[net.ai] mental states

gutfreund%umass-cs%CSNet-Relay@sri-unix.UUCP (12/12/83)

From:  Steven Gutfreund <gutfreund%umass-cs@CSNet-Relay>

Ken Laws in his little editorializing comment on my last note seems to
have completely missed the point. Whether FSA's can display mental
states is an argument I leave to others on this list. However, John
McCarthy's definition allows ant hills and colloidal suspensions to
have mental states.

gutfreund%umass-cs%CSNet-Relay@sri-unix.UUCP (12/13/83)

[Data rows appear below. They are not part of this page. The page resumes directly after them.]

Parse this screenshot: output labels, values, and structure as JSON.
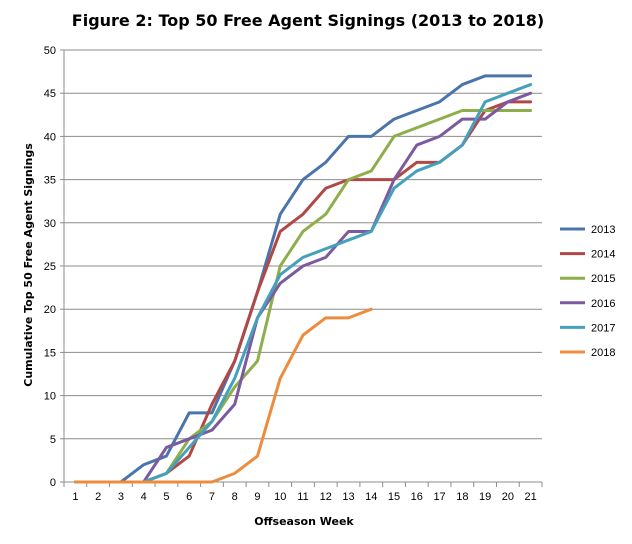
{
  "chart_data": {
    "type": "line",
    "title": "Figure 2: Top 50 Free Agent Signings (2013 to 2018)",
    "xlabel": "Offseason Week",
    "ylabel": "Cumulative Top 50 Free Agent Signings",
    "x": [
      1,
      2,
      3,
      4,
      5,
      6,
      7,
      8,
      9,
      10,
      11,
      12,
      13,
      14,
      15,
      16,
      17,
      18,
      19,
      20,
      21
    ],
    "xlim": [
      1,
      21
    ],
    "ylim": [
      0,
      50
    ],
    "yticks": [
      0,
      5,
      10,
      15,
      20,
      25,
      30,
      35,
      40,
      45,
      50
    ],
    "grid": "horizontal",
    "legend_position": "right",
    "series": [
      {
        "name": "2013",
        "color": "#4a74ab",
        "values": [
          0,
          0,
          0,
          2,
          3,
          8,
          8,
          14,
          22,
          31,
          35,
          37,
          40,
          40,
          42,
          43,
          44,
          46,
          47,
          47,
          47
        ]
      },
      {
        "name": "2014",
        "color": "#b14846",
        "values": [
          0,
          0,
          0,
          0,
          1,
          3,
          9,
          14,
          22,
          29,
          31,
          34,
          35,
          35,
          35,
          37,
          37,
          39,
          43,
          44,
          44
        ]
      },
      {
        "name": "2015",
        "color": "#8eae4c",
        "values": [
          0,
          0,
          0,
          0,
          1,
          5,
          7,
          11,
          14,
          25,
          29,
          31,
          35,
          36,
          40,
          41,
          42,
          43,
          43,
          43,
          43
        ]
      },
      {
        "name": "2016",
        "color": "#7b5aa0",
        "values": [
          0,
          0,
          0,
          0,
          4,
          5,
          6,
          9,
          19,
          23,
          25,
          26,
          29,
          29,
          35,
          39,
          40,
          42,
          42,
          44,
          45
        ]
      },
      {
        "name": "2017",
        "color": "#45a0bb",
        "values": [
          0,
          0,
          0,
          0,
          1,
          4,
          7,
          12,
          19,
          24,
          26,
          27,
          28,
          29,
          34,
          36,
          37,
          39,
          44,
          45,
          46
        ]
      },
      {
        "name": "2018",
        "color": "#ee8c3e",
        "values": [
          0,
          0,
          0,
          0,
          0,
          0,
          0,
          1,
          3,
          12,
          17,
          19,
          19,
          20,
          null,
          null,
          null,
          null,
          null,
          null,
          null
        ]
      }
    ]
  }
}
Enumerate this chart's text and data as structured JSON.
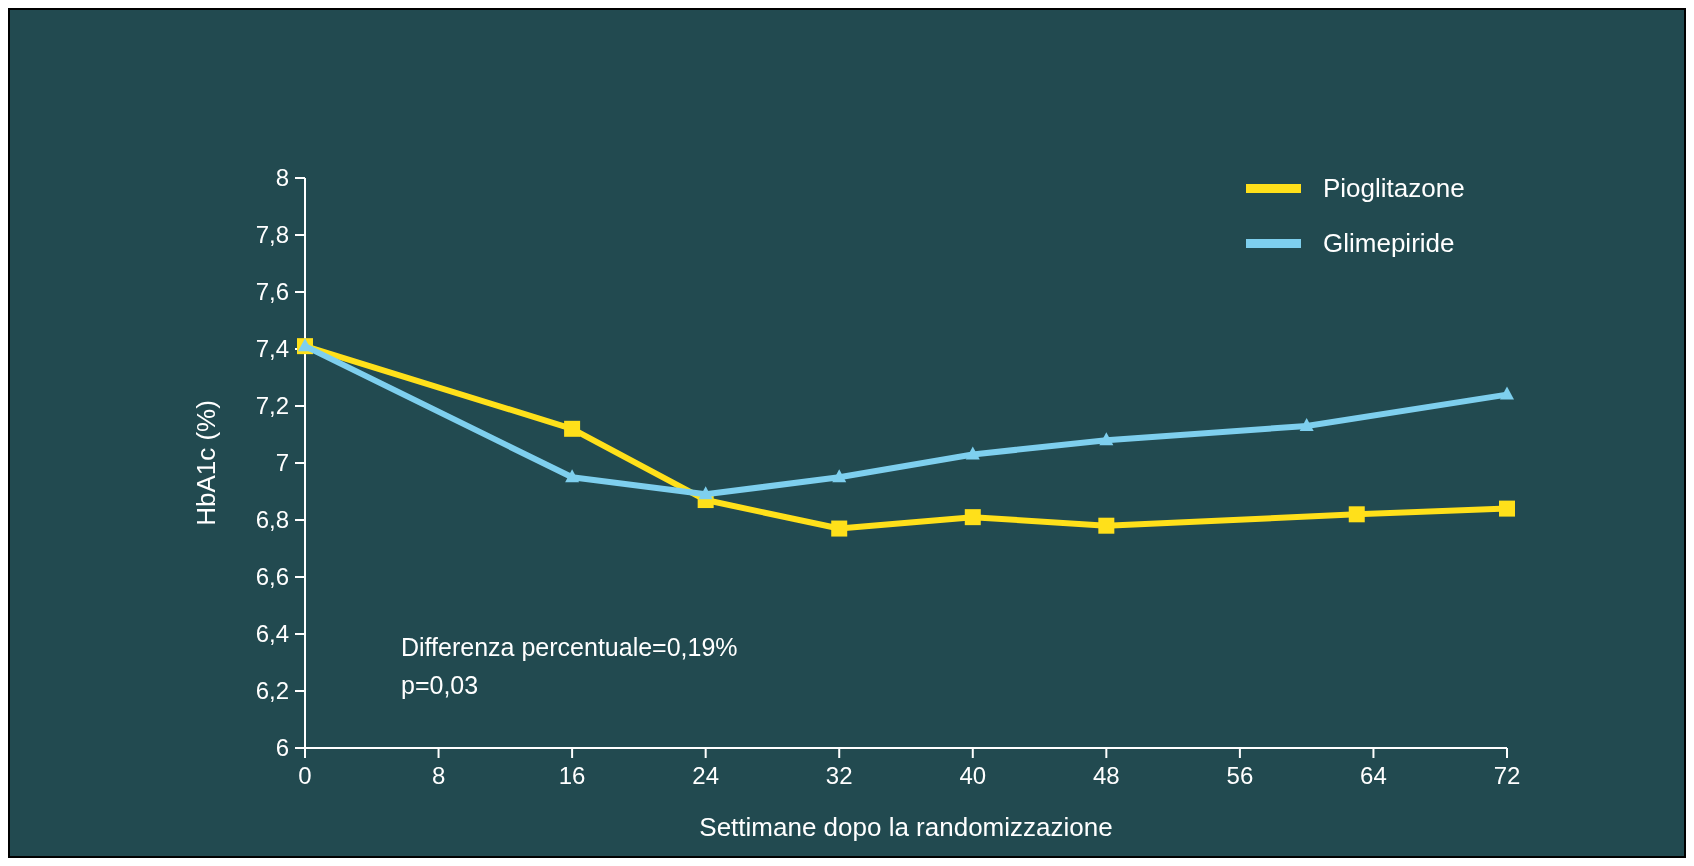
{
  "chart_data": {
    "type": "line",
    "xlabel": "Settimane dopo la randomizzazione",
    "ylabel": "HbA1c (%)",
    "xlim": [
      0,
      72
    ],
    "xticks": [
      0,
      8,
      16,
      24,
      32,
      40,
      48,
      56,
      64,
      72
    ],
    "ylim": [
      6,
      8
    ],
    "yticks": [
      {
        "value": 6,
        "label": "6"
      },
      {
        "value": 6.2,
        "label": "6,2"
      },
      {
        "value": 6.4,
        "label": "6,4"
      },
      {
        "value": 6.6,
        "label": "6,6"
      },
      {
        "value": 6.8,
        "label": "6,8"
      },
      {
        "value": 7,
        "label": "7"
      },
      {
        "value": 7.2,
        "label": "7,2"
      },
      {
        "value": 7.4,
        "label": "7,4"
      },
      {
        "value": 7.6,
        "label": "7,6"
      },
      {
        "value": 7.8,
        "label": "7,8"
      },
      {
        "value": 8,
        "label": "8"
      }
    ],
    "series": [
      {
        "name": "Pioglitazone",
        "color": "#ffe01a",
        "marker": "square",
        "x": [
          0,
          16,
          24,
          32,
          40,
          48,
          63,
          72
        ],
        "values": [
          7.41,
          7.12,
          6.87,
          6.77,
          6.81,
          6.78,
          6.82,
          6.84
        ]
      },
      {
        "name": "Glimepiride",
        "color": "#7ecfee",
        "marker": "triangle",
        "x": [
          0,
          16,
          24,
          32,
          40,
          48,
          60,
          72
        ],
        "values": [
          7.41,
          6.95,
          6.89,
          6.95,
          7.03,
          7.08,
          7.13,
          7.24
        ]
      }
    ],
    "annotations": [
      "Differenza percentuale=0,19%",
      "p=0,03"
    ],
    "legend": "top right",
    "grid": false
  }
}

From:  Steven Gutfreund <gutfreund%umass-cs@CSNet-Relay>

I am very intriguied by Ferenando Pereira's last comment:

    Sorry, you missed the point that JMC and then I were making. Prygogine's
    work (which I know relatively well) has nothing to say about systems
    which have to model in their internal states equivalence classes of
    states of OTHER systems. It seems to me impossible to describe such
    systems unless certain sets of states are labeled with things
    like "believe(John,have(I,book))". That is, we start associating
    classes of internal states to terms that include mentalistic
    predicates.

I may be missing the point, since I am not sure what "model in their internal
states equivelence classes of states of OTHER systems" means. But I think
you are saying is that `reasoning systems' that encode in their state
information about the states of other systems (or their own) are not
coverered by Ilya Prygogine's work.

I think think you are engaging in a leap of faith here. What is the basis
for believing that any sort of encoding of the state of other systems is
going on here. I don't think even the philosophical guard phrase
`equivalence class' protects you in this case.

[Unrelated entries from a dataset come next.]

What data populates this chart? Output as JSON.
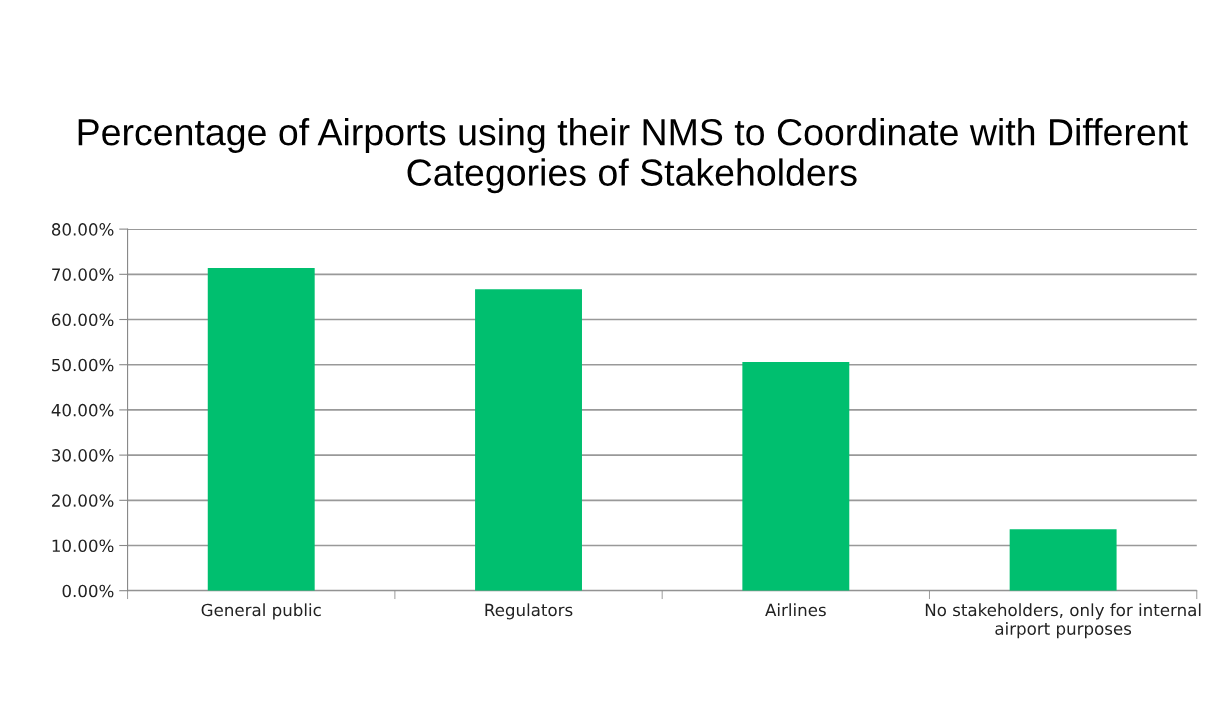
{
  "chart_data": {
    "type": "bar",
    "title": "Percentage of Airports using their NMS to Coordinate with Different Categories of Stakeholders",
    "categories": [
      "General public",
      "Regulators",
      "Airlines",
      "No stakeholders, only for internal airport purposes"
    ],
    "values": [
      71.4,
      66.7,
      50.6,
      13.6
    ],
    "color": "#00bf6f",
    "ylim": [
      0,
      80
    ],
    "yticks": [
      {
        "value": 0,
        "label": "0.00%"
      },
      {
        "value": 10,
        "label": "10.00%"
      },
      {
        "value": 20,
        "label": "20.00%"
      },
      {
        "value": 30,
        "label": "30.00%"
      },
      {
        "value": 40,
        "label": "40.00%"
      },
      {
        "value": 50,
        "label": "50.00%"
      },
      {
        "value": 60,
        "label": "60.00%"
      },
      {
        "value": 70,
        "label": "70.00%"
      },
      {
        "value": 80,
        "label": "80.00%"
      }
    ],
    "grid": "y"
  }
}
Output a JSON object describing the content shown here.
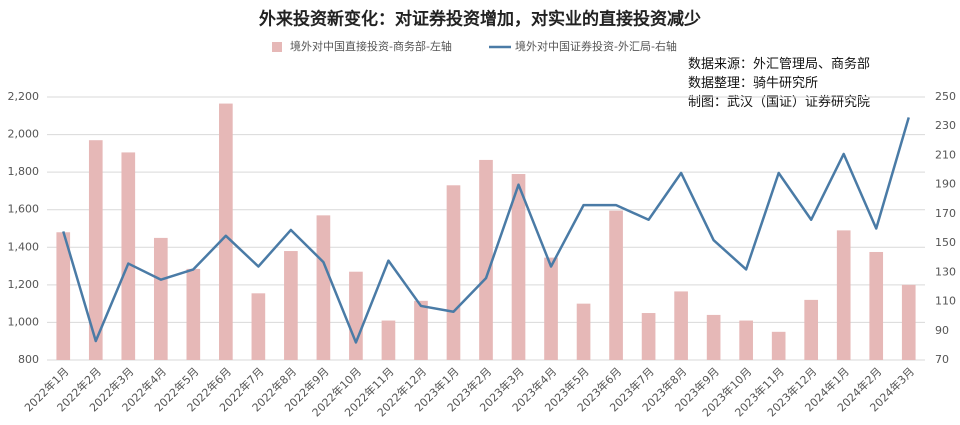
{
  "chart_data": {
    "type": "bar_line",
    "title": "外来投资新变化：对证券投资增加，对实业的直接投资减少",
    "annotations": [
      "数据来源：外汇管理局、商务部",
      "数据整理：骑牛研究所",
      "制图：武汉（国证）证券研究院"
    ],
    "categories": [
      "2022年1月",
      "2022年2月",
      "2022年3月",
      "2022年4月",
      "2022年5月",
      "2022年6月",
      "2022年7月",
      "2022年8月",
      "2022年9月",
      "2022年10月",
      "2022年11月",
      "2022年12月",
      "2023年1月",
      "2023年2月",
      "2023年3月",
      "2023年4月",
      "2023年5月",
      "2023年6月",
      "2023年7月",
      "2023年8月",
      "2023年9月",
      "2023年10月",
      "2023年11月",
      "2023年12月",
      "2024年1月",
      "2024年2月",
      "2024年3月"
    ],
    "series": [
      {
        "name": "境外对中国直接投资-商务部-左轴",
        "type": "bar",
        "color": "#e6b8b7",
        "values": [
          1480,
          1970,
          1905,
          1450,
          1285,
          2165,
          1155,
          1380,
          1570,
          1270,
          1010,
          1115,
          1730,
          1865,
          1790,
          1345,
          1100,
          1595,
          1050,
          1165,
          1040,
          1010,
          950,
          1120,
          1490,
          1375,
          1200
        ]
      },
      {
        "name": "境外对中国证券投资-外汇局-右轴",
        "type": "line",
        "axis": "y2",
        "color": "#4a7ba6",
        "values": [
          158,
          83,
          136,
          125,
          132,
          155,
          134,
          159,
          137,
          82,
          138,
          107,
          103,
          126,
          190,
          134,
          176,
          176,
          166,
          198,
          152,
          132,
          198,
          166,
          211,
          160,
          236
        ]
      }
    ],
    "ylim": [
      800,
      2200
    ],
    "yticks": [
      800,
      {
        "value": 1000,
        "label": "1,000"
      },
      {
        "value": 1200,
        "label": "1,200"
      },
      {
        "value": 1400,
        "label": "1,400"
      },
      {
        "value": 1600,
        "label": "1,600"
      },
      {
        "value": 1800,
        "label": "1,800"
      },
      {
        "value": 2000,
        "label": "2,000"
      },
      {
        "value": 2200,
        "label": "2,200"
      }
    ],
    "y2lim": [
      70,
      250
    ],
    "y2ticks": [
      70,
      90,
      110,
      130,
      150,
      170,
      190,
      210,
      230,
      250
    ],
    "grid": true
  }
}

To continue in my role of sceptic: if you make claims that you are constructing
systems that model their internal state (or other systems' internal states)
[or even an equivalence class of those states]. I will make a claim that
my Linear Programming Model of an computer parts inventory is also
exhibiting `mental reasoning' since it is modeling the internal states
of that computer parts inventory.

This means that Prygogine's work is operative in the case of FSA based
`reasoning systems' since they can do no more modeling of the internal
state of another system than a colloidal suspension, or an inventory
control system built by an operations research person.